Por David Atienza. Guam, 3 de abril de 2013.

Desde hace unas semanas el mundo esta pendiente del duelo de las dos Coreas al estilo del mas puro del Espagueti Western. Los hermanos del norte y del sur se miran a los ojos como Terence Hill y Henry Fonda en Mi nombre es ninguno o Clint Eastwood  y Lee van Cliff en El bueno, el malo y el feo.

Cuando era niño, y todavía hoy, me encantaba ver los duelos del los vaqueros mirándose a los ojos con las manos cerca de las pistolas atentos a cada movimiento del doble, esperando a que el otro sacara primero. Nunca entendí por qué esperaban tanto: ¿quizás sería, pensaba yo, para mantener la tensión dramática y ponernos nerviosos? Pero no, el problema era más serio, pues el primero en desenfundar la pistola sería posiblemente acusado de asesinato y colgado por criminal.
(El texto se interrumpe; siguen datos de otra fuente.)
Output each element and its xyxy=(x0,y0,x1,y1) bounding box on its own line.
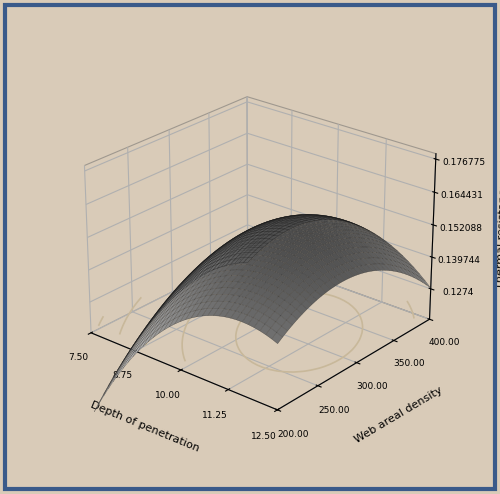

Solo se podía matar en defensa propia, es decir, atacar defendiéndose.

En los duelos los dos enemigos se hacen uno, se miran en un espejo convirtiéndose en gemelos. Ya no hay diferencias entre ninguno de los dos y los dos se defienden. Justifican su violencia en la vida, en la justicia, en el honor y en la defensa de la libertad. Al llegar a este nivel de tensión, cualquier movimiento puede ser interpretado como una amenaza y se ralentizan los gestos, se observan los unos a los otros al detalle mientras se hacen conjeturas de lo que significa cada mueca. Ya no hay marcha atrás sino una huida adelante y tal y como defiende Girard –Clausewitz en los Extremos- este aspecto del duelo puede generar una escalada violenta incontrolable que puede arrastrarnos a todos.
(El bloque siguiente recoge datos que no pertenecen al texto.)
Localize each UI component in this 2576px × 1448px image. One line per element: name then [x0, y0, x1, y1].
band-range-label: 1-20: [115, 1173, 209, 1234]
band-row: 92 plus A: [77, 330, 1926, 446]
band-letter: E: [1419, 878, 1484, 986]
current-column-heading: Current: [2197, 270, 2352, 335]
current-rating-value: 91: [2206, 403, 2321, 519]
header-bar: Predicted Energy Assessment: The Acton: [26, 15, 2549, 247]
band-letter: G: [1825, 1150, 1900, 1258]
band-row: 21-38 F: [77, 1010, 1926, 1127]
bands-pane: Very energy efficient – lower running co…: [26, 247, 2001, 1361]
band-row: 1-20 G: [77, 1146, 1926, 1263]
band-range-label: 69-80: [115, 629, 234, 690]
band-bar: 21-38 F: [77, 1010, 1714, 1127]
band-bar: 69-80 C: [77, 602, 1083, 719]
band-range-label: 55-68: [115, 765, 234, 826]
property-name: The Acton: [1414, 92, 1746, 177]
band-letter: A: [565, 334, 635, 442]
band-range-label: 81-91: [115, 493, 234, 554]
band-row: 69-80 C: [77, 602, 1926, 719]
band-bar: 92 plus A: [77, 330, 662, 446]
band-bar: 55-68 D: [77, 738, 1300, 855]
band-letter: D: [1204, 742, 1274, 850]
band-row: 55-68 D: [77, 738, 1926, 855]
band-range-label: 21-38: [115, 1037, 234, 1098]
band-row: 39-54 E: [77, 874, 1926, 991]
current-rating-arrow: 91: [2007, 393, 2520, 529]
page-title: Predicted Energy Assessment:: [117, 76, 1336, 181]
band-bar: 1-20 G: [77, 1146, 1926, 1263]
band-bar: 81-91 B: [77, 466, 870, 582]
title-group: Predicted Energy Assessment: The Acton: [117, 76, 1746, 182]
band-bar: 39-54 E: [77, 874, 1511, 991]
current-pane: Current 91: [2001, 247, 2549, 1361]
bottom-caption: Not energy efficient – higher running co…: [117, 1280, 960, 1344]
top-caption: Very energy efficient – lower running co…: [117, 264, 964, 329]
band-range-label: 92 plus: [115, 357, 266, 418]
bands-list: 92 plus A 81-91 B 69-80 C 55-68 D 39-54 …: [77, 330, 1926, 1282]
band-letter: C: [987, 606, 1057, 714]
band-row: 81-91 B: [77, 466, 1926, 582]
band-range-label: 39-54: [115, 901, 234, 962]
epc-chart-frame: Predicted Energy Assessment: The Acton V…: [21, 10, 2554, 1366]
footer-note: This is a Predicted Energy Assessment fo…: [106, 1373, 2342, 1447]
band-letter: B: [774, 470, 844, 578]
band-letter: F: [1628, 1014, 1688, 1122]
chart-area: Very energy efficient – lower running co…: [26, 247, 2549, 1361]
Mientras, a los lados de las calles, los pueblerinos observan anonadados a los duelistas ya duales -gemelos-, sin poder abandonar la escena, aún sabiendo que una bala perdida podría matarlos. Sin embargo, la atracción es tan intensa y absoluta que allí se quedan, o quizás es que no tienen a donde ir. Algunos sacarán provecho de los despojos: la funeraria tendrá trabajo, el periodista local escribirá una columna que todos leerán y quizás escriba su primera novela, y el Sheriff justificará su paga, pero todos tendrán algo que contar. Bueno no todos, los que mueran ese día ya no contaran nada más.
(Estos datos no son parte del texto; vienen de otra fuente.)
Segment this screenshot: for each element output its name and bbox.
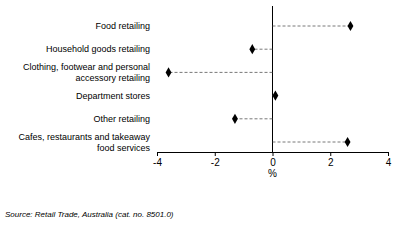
x-axis: -4 -2 0 2 4 — [153, 152, 392, 168]
axis-title: % — [268, 168, 277, 179]
category-label: Other retailing — [93, 114, 150, 124]
category-label: Department stores — [76, 91, 151, 101]
zero-line — [272, 6, 273, 152]
category-labels: Food retailing Household goods retailing C… — [18, 21, 150, 153]
tick-label: 2 — [328, 157, 334, 168]
tick: 2 — [328, 152, 334, 168]
tick: -2 — [211, 152, 220, 168]
tick: -4 — [153, 152, 162, 168]
marker — [166, 67, 172, 77]
category-label: Household goods retailing — [46, 44, 150, 54]
leader-line — [169, 72, 273, 73]
leader-line — [252, 49, 272, 50]
source-note: Source: Retail Trade, Australia (cat. no… — [5, 210, 174, 219]
marker — [232, 114, 238, 124]
axis-line — [158, 153, 389, 157]
tick-label: -4 — [153, 157, 162, 168]
marker — [348, 21, 354, 31]
chart: -4 -2 0 2 4% Food retailing Household goods re… — [0, 0, 397, 227]
tick-label: 4 — [386, 157, 392, 168]
tick: 4 — [386, 152, 392, 168]
marker — [272, 91, 278, 101]
marker — [249, 44, 255, 54]
category-label: Clothing, footwear and personalaccessory… — [23, 62, 150, 83]
leader-line — [273, 26, 351, 27]
leader-line — [235, 118, 273, 119]
tick: 0 — [270, 152, 276, 168]
tick-mark — [215, 152, 216, 156]
marker — [345, 137, 351, 147]
tick-label: 0 — [270, 157, 276, 168]
tick-mark — [157, 152, 158, 156]
tick-mark — [330, 152, 331, 156]
category-label: Cafes, restaurants and takeawayfood serv… — [18, 132, 150, 153]
plot-area — [166, 21, 354, 147]
tick-label: -2 — [211, 157, 220, 168]
tick-mark — [273, 152, 274, 156]
tick-mark — [388, 152, 389, 156]
category-label: Food retailing — [95, 21, 150, 31]
leader-line — [273, 142, 348, 143]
En Guam lo vivimos de esta manera. Ya nos han mencionado varias veces como objetivo de las bombas nucleares, pero como los del pueblo que miran el duelo pensando que las balas no les llegaran a ellos, seguimos aquí, sin abandonar la escena. Es seguro que uno de los duelistas morirá si se sacan las pistolas, pero también es seguro que muchos del pueblo también, pues esta vez no son ya balas de revolver, sino cabezas nucleares las que serán desenfundadas. No me preocupa mucho morir de un bombazo nuclear, sobre todo después de la Pascua de Resurrección, pero lo que si me preocupa es el no poder enterarme de quien desenfundo primero. Eso sí, seguro que el que gane la guerra y sobreviva escribirá en sus libros de historia que fue el otro y todos asentiremos.